Ending much as it began, with a quiet acoustic, Ziggy‘s final track is “Rock ‘n’ Roll Suicide”. Bowie’s voice is deliberately restrained, even when the acoustic drops and just a thumping kick from Woodmansey leads him through the title of the song: “You’re a rock ‘n’ roll suicide.” After the second occurrence, the rest of the band fully joins in after a nice drum fill, though a quiet one. Horns announce the beginning of Bowie’s second verse. Partway through it, Bowie becomes more passionate, his words becoming less aligned to the beat, taking their own emotional course, using a string arrangement to increase their drama. “You’re not alone!” he begins to yell, and the backing vocals begin to answer him, the horns increasing in frequency, the horns more prominent and consistent, a guitar lead from Ronson entering–and then the strings play one short note for a good beat, and the album ends.
I am often reminded when I start this album that it has an unusual production style, as compared to my memory and understanding of it. It’s very understated and intimate. It’s not quite like a band playing in a small club, it’s too clear and distinct for that. But it’s all mid-range–the drums are never, ever overpowering, though Woodmansey has and plays a clear role, and does it well. Bolder never aggressively steals the show either. Heck, Bowie’s guitars and pianos and Ronson’s often don’t either. It means that even the quieter, more relaxed riffing of “Suffragette City” or “Ziggy Stardust” (as compared to other artists who had long since released plenty of louder music) stand out that much more without having to increase anything. Now, the album did originally say (as does my copy) “TO BE PLAYED AT MAXIMUM VOLUME.” As it happens, my immediate next door neighbor on the side my music room is on is the best friend of a coworker (by complete coincidence). I kept the volume at half for my stereo and left it at that–I don’t need to earn any enemies. Still, the production is largely spare and quiet, without being overly spacious or acutely limited in instrumentation or sound. It’s sparse, yet full; distant, yet intimate. I always appreciate settling in to the album for this reason, though there’s always a jarring moment of confusion, as I expect something…bigger from it. Yet, instead, it creates that “size” from its music, from the performances themselves, rather than the volume or aggression of those performances.

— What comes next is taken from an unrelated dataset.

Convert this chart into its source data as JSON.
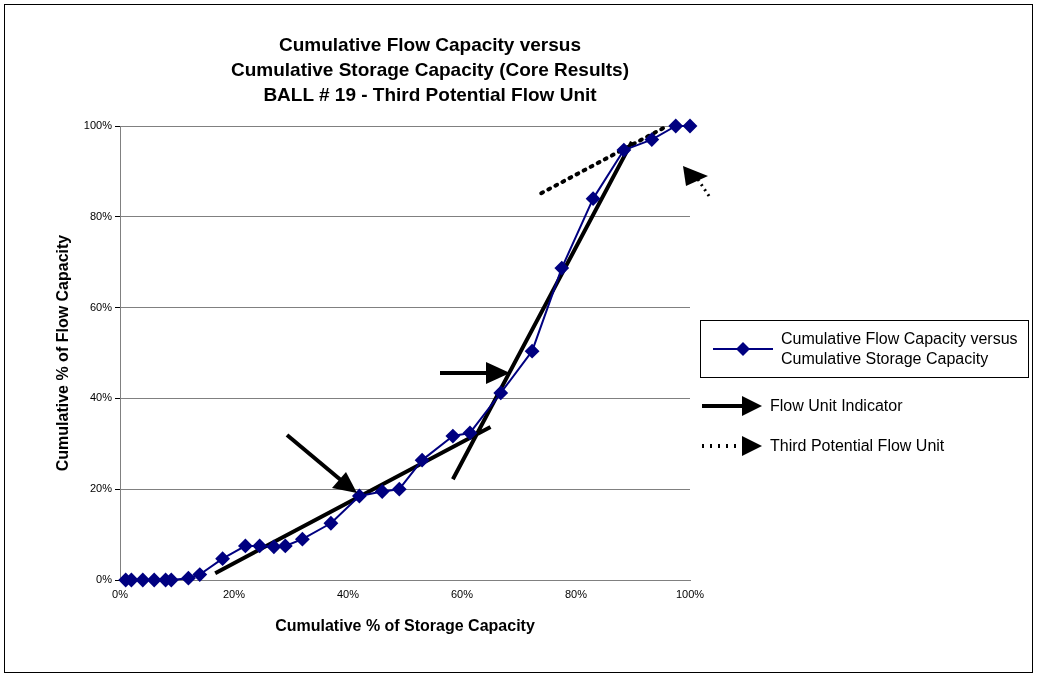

As with Sgt. Pepper, I’m not overly inclined to suggest a downgrade of the album–not by any stretch. It still won’t push itself in as my favourite Bowie album, but I think it’s placement in music history is largely justified. Of course, part of that is the influence of “Starman” and Bowie’s performance of it on Top of the Pops, which inspired at least one artist to appear later in my own collection, nevermind the ones I myself am not familiar with.
On a final, relatively silly note, the crackle was simultaneously pleasingly indicative of a well-loved album and distracting. When the needle lifted on side one, it was oppressively quiet suddenly.